Você se diz meu aliado,
Mas poucas foram as vezes que te senti ao meu lado
Para além da superficialidade de estar na mesa do bar ou ser seu subalterno no ganho de meu ordenado,
nunca se colocou ao meu lado.
Por Jair da Costa Junior (Jah), Enviado para o Portal Geledés
Me aceita e até me convida para um samba, um baile funk ou congado
Afinal, precisa parecer familiar ao ter um preto do seu lado.
Mas nunca me convidou para os clubes, parques e tardes de jazz em outros gramados
Lá onde estão as pessoas com quem cola, como se fossem mundos apartados.
Segregação, essa é a palavra.
Seja ela objetiva, subjetiva ou literal, é ela que te graça
Que te tira a graça quando me avista sem avisar
E te coloca a iminência de um simples saudar, mesmo que por farsa.
O que nos separa nunca foi a classe, e sim a raça.
Você se diz meu aliado,
Mas cultiva seu racismo como fato inalheável
Uma herança, uma força maior que qualquer crença, inarredável.
Você se diz meu aliado,
mas seleciona minha presença e minha ausência,
Minha presença, nunca em sua residência.
Como diz Ricardo Aleixo,
“eu conheço vocês pelo cheiro e por seu amor pelo dinheiro”,
Mas é de cair o queixo, sua aversão explicitamente velada pelo povo preto.
Eu conheço você pelo cheiro, e por isso sei que é a cor da sua pele que te assegura o lugar de privilégio,
Eu conheço bem esse papo, de que você não tem culpa do passado
E não é disso que estou falando,
E sim do comodismo que é colher os dividendos desse legado.
É seu racismo que o mantem no cativeiro
Que te mantem limitado acreditando ser dono do mundo inteiro
Quando tudo não passa de ilusão e nossas diferenças se dissipam nas fronteiras da opressão.

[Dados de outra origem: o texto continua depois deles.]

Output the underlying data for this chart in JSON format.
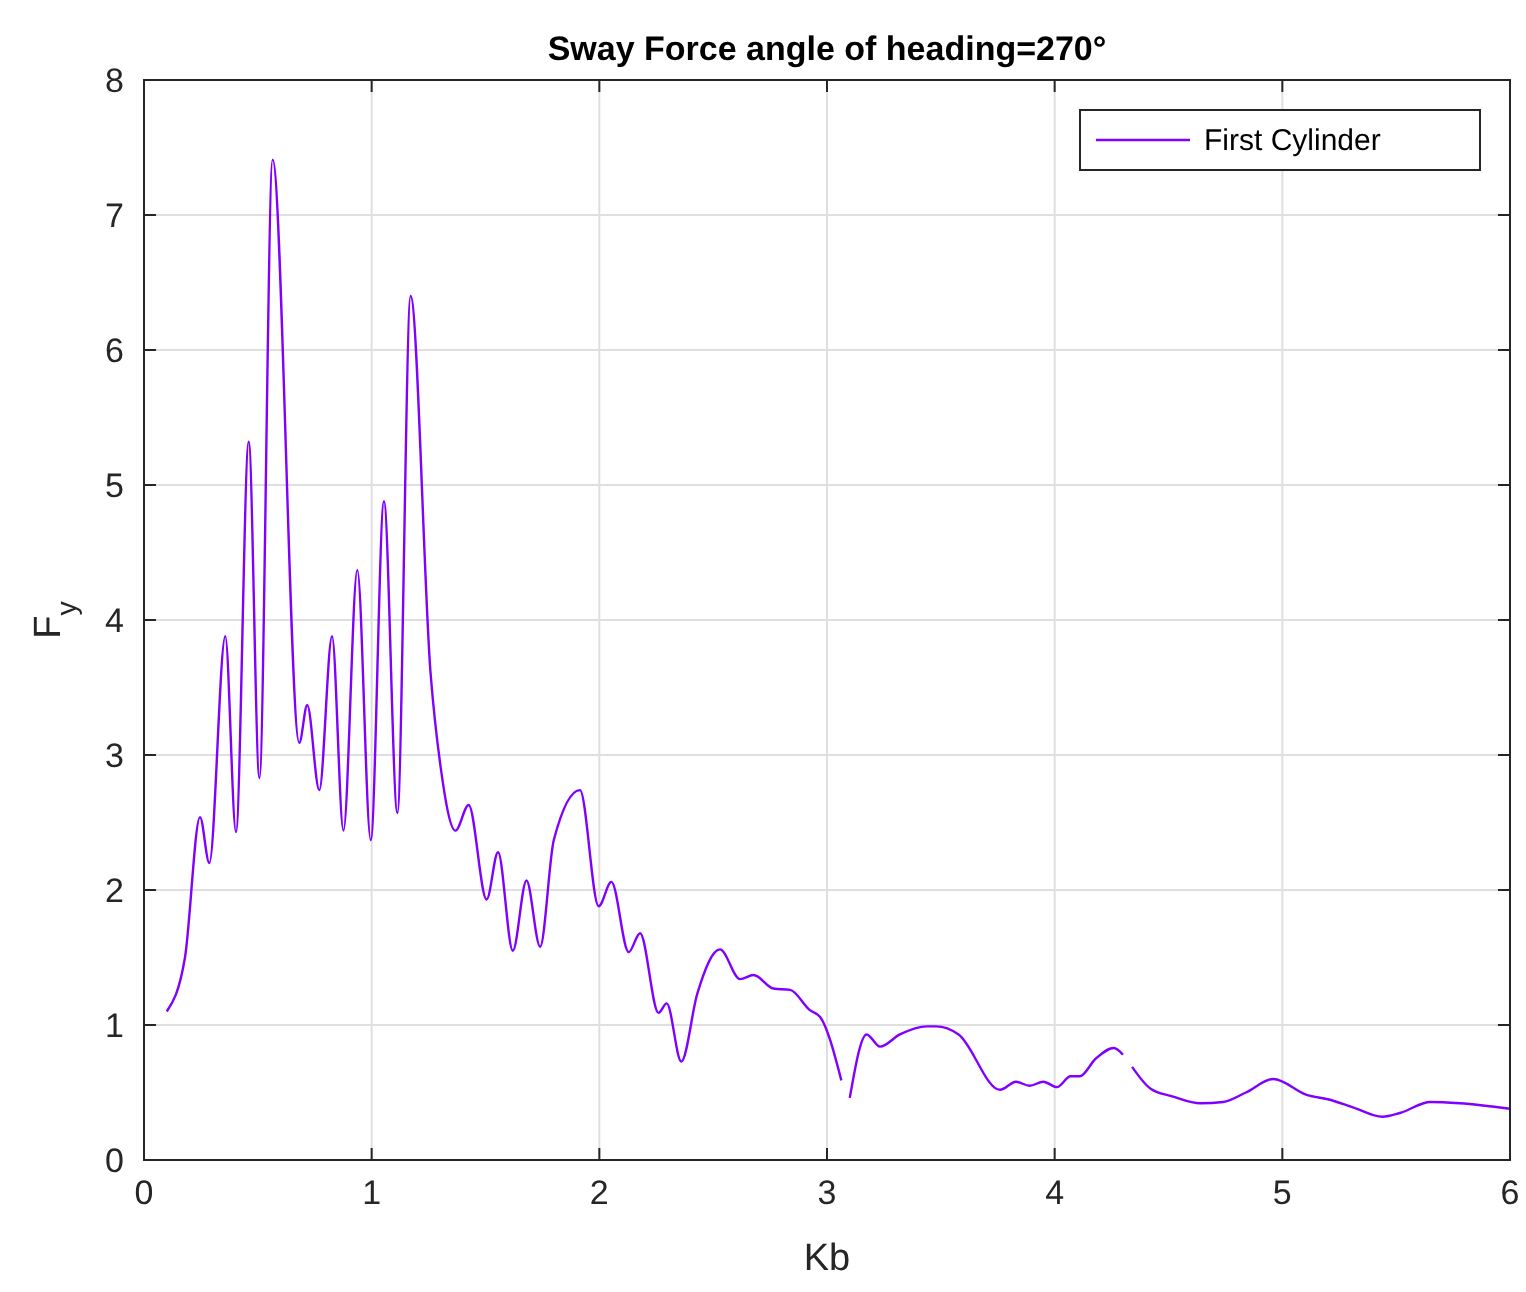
{
  "chart_data": {
    "type": "line",
    "title": "Sway Force angle of heading=270°",
    "xlabel": "Kb",
    "ylabel": "F$_{y}$",
    "xlim": [
      0,
      6
    ],
    "xticks": [
      0,
      1,
      2,
      3,
      4,
      5,
      6
    ],
    "ylim": [
      0,
      8
    ],
    "yticks": [
      0,
      1,
      2,
      3,
      4,
      5,
      6,
      7,
      8
    ],
    "grid": true,
    "legend": "top right",
    "series": [
      {
        "name": "First Cylinder",
        "color": "#8000ff",
        "x": [
          0.1,
          0.18,
          0.246,
          0.287,
          0.357,
          0.404,
          0.46,
          0.507,
          0.565,
          0.682,
          0.717,
          0.77,
          0.826,
          0.876,
          0.937,
          0.996,
          1.054,
          1.113,
          1.171,
          1.259,
          1.303,
          1.368,
          1.426,
          1.505,
          1.555,
          1.62,
          1.68,
          1.74,
          1.8,
          1.915,
          1.997,
          2.053,
          2.129,
          2.179,
          2.26,
          2.296,
          2.36,
          2.43,
          2.53,
          2.618,
          2.677,
          2.765,
          2.838,
          2.925,
          2.97,
          3.063,
          3.08,
          3.1,
          3.174,
          3.233,
          3.32,
          3.438,
          3.48,
          3.578,
          3.76,
          3.83,
          3.89,
          3.95,
          4.01,
          4.07,
          4.11,
          4.18,
          4.26,
          4.3,
          4.32,
          4.34,
          4.42,
          4.52,
          4.64,
          4.74,
          4.84,
          4.96,
          5.11,
          5.2,
          5.31,
          5.44,
          5.52,
          5.65,
          5.78,
          6.0
        ],
        "values": [
          1.1,
          1.5,
          2.54,
          2.2,
          3.88,
          2.43,
          5.32,
          2.83,
          7.41,
          3.09,
          3.37,
          2.74,
          3.88,
          2.44,
          4.37,
          2.37,
          4.88,
          2.57,
          6.4,
          3.6,
          2.91,
          2.44,
          2.63,
          1.93,
          2.28,
          1.55,
          2.07,
          1.58,
          2.37,
          2.74,
          1.88,
          2.06,
          1.54,
          1.68,
          1.09,
          1.16,
          0.73,
          1.23,
          1.56,
          1.34,
          1.37,
          1.27,
          1.26,
          1.11,
          1.06,
          0.59,
          null,
          0.46,
          0.93,
          0.84,
          0.93,
          0.99,
          0.99,
          0.93,
          0.52,
          0.58,
          0.55,
          0.58,
          0.54,
          0.62,
          0.62,
          0.75,
          0.83,
          0.78,
          null,
          0.69,
          0.53,
          0.47,
          0.42,
          0.43,
          0.5,
          0.6,
          0.48,
          0.45,
          0.39,
          0.32,
          0.35,
          0.43,
          0.42,
          0.38
        ]
      }
    ]
  }
}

Seu discurso de igualdade e liberdade nunca nos contemplou
Ele apenas lhe garante,
Assim como garantiu aos seus antepassados na jornada colonial,
Os lucros que sustentam os seus privilégios em pleno século XXI
Para você achar que preto, com baixa escolaridade, pobre e morto seja uma condição racial
um legado cultural, normal ou natural.
Você se diz meu aliado,
Mas assim como seus antepassados,
Que apesar de discursar contra a escravidão mantinham pessoas escravizadas
Tirando-lhes não somente a liberdade e se apropriando do lucro de suas capacidades
Mas, sobretudo, expropriando-as de sua identidade.
Você se diz meu aliado,
Mas nunca te vi na quebrada botando a cara na frente da polícia racista quando mais um moleque de 10 anos saindo da escola é abordado e violentado, e se pá, assassinado.
Você se diz meu aliado, mas nunca te vi comprar a bronca com um branco diante de postura racista ou machista
A condescendência é como um cajado.
Você se diz meu aliado,
Mas seu discurso de esquerda é similar às retoricas benevolentes e condescendentes dos jesuítas
Que apoiados na fé cristã justificavam todos os atos genocidas.
Você se diz meu aliado,
Mas que dia você foi na favela para me visitar e tomar um suco gelado?
Mas sempre foi para pegar cocaína e baseado.
Até descobrir que é o pai de seu amigo,
político e empresário abonado,
quem fornece para quebrada e traz de helicóptero carregado.
Vive discursando que na favela pode ser baleado,
Mas sabe o pai do seu amigo,
o político e empresário abonado?
desse ramo é ele também o principal beneficiado.
Talvez você até mesmo fosse meu namorado,
Enquanto eu seria a aproveitadora, você seria menos preconceituoso e até descolado
Me chamaria de morena, para não admitir a preta ao seu lado
Novamente você me usando para agregar valor à sua imagem e ser diferenciado
Quando ser diferenciado positivamente é mais uma faceta do privilégio branco garantido secularmente.
Você se diz meu aliado,
mas nunca te vi para além de seu próprio lado
Por seu amor pelo dinheiro e a manutenção do lugar de privilegiado.
Por seu racismo naturalizado, e seu discurso incoerente de engajado.
Você se diz meu aliado,
Mas ainda sim me olha de cima para baixo
Pois seu maior medo é admitir que uma estrutura racista e sexista te garantiu o que a mim tem sido negado.
Você se diz meu aliado,
Mas à medida que contamos e refazemos nossa história seu discurso do mérito é soterrado
E mesmo que não queira, seu olhar terá de ser alterado
Mas enquanto houver racismo, não adianta simplesmente dizer que somos aliados.
O privilégio tende a somente se coadunar ao próprio privilégio. Seja para sua manutenção ou ampliação, mas sempre se reinventando visando sua eternização.